Procesos de absorción y metabolismo
La forma de consumo de los cannabinoides influye directamente en su absorción y efectos. Por ejemplo, la ingestión oral produce un inicio de acción más lento y una biodisponibilidad menor debido al metabolismo de primer paso en el hígado, mientras que la inhalación permite un efecto más rápido y potente.
El metabolismo de los cannabinoides se realiza principalmente en el hígado, a través de enzimas del citocromo P450, especialmente CYP3A4 y CYP2D6. Estas enzimas transforman los compuestos en metabolitos activos o inactivos, afectando la duración y la intensidad de sus efectos. Por ello, la biodisponibilidad y la respuesta individual pueden variar según la dosis, la vía de administración y factores genéticos relacionados con la actividad enzimática.

El efecto séquito de los cannabinoides
Los cannabinoides no actúan de manera aislada, sino en sinergia con otros compuestos de la planta, como terpenos y flavonoides, esto es lo llamado efecto séquito. Esta interacción podría potenciar o modular los efectos de cada compuesto individual, ofreciendo un impacto más amplio sobre el organismo que el que se observaría con cannabinoides aislados.
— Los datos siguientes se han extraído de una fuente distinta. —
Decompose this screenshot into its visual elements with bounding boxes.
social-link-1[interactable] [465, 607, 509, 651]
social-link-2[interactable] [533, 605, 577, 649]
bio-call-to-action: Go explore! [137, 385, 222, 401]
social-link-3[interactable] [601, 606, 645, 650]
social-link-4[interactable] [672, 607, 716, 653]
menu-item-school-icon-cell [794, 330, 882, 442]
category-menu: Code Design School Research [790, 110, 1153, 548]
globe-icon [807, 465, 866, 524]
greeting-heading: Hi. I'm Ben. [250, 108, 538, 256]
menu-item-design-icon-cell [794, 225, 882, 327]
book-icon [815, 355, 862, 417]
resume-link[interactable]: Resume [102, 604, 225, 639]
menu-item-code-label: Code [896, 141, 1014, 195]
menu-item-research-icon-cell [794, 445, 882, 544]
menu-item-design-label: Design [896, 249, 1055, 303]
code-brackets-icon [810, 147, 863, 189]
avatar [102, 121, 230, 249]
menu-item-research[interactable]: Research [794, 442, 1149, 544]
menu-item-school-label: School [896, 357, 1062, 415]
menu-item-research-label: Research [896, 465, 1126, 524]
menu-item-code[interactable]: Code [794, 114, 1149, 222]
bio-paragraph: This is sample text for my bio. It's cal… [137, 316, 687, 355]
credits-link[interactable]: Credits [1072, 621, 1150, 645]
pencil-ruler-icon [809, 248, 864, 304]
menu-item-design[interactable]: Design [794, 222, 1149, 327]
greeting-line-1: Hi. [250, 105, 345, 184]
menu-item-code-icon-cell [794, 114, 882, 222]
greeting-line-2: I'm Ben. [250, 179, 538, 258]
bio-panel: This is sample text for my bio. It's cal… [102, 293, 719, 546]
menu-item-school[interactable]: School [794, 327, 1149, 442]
Algunos estudios respaldan la existencia de sinergia entre cannabinoides, terpenos y flavonoides, sugiriendo que combinaciones complejas pueden producir resultados distintos a los compuestos aislados. Sin embargo, otras investigaciones cuestionan el alcance real de esta sinergia, señalando que los datos son aún limitados y que se requieren ensayos clínicos controlados más amplios para confirmar el efecto séquito en humanos.